For four lines on the plane with distinct slopes, there is a unique parabola tangent to them. The parabola will be tangent to these lines at four points, which give the four lines an "order". For example, in the following figure, the four lines are tangent to a parabola in the order of $a,b,c,d$.
Let's write $\overline{a,b,c,d}$ if the four lines are tangent to a parabola in the order of $a,b,c,d$.
So any four lines with distinct slopes can be ordered in only two ways, $\overline{a,b,c,d}$ or $\overline{d,c,b,a}$.
My question is: For any five lines $a,b,c,d,e$ on the plane with distinct slopes,
If $\overline{a,b,c,e}$ and $\overline{a,c,d,e}$, does it imply that $\overline{a,b,d,e}$?

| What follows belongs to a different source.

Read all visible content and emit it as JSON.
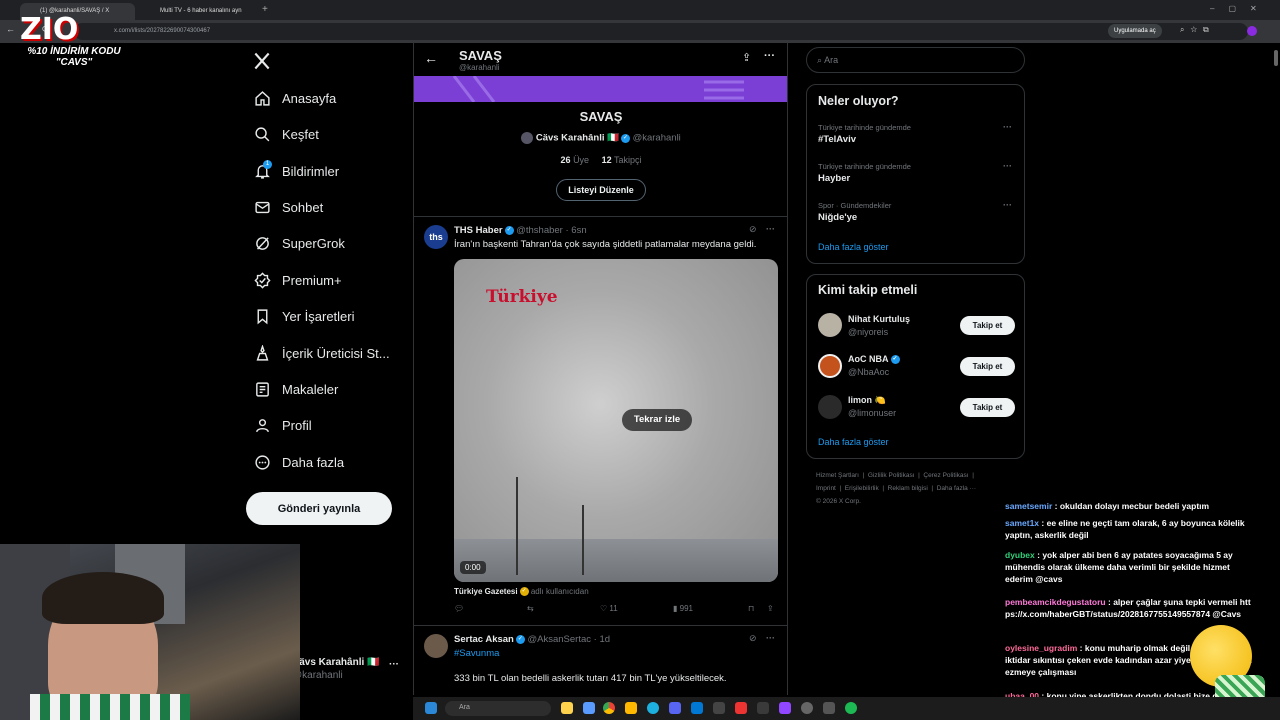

I tried to get a counterexample by drawing figures, but I didn't find one.
I guess the following is true:
$a,b,c,d$ form a concave quadrilateral in that order, is equivalent to $\overline{a,b,c,d}\vee\overline{b,c,d,a}\vee\overline{c,d,a,b}\vee\overline{d,a,b,c}$.
To check whether four lines form a concave quadrilateral, it is enough to check their slopes satisfy the inequality in The concave quadrilateral and the slopes of its sides , using this I proved a similar fact.
But an inequality in their slopes cannot distinguish $\overline{a,b,c,d}$ with $\overline{b,c,d,a}$, because when the lines are translated, their "order" changes cyclicly. For example, in the above figure, when $a$ is translated upward to the top, then the "order" becomes $\overline{b,c,d,a}$.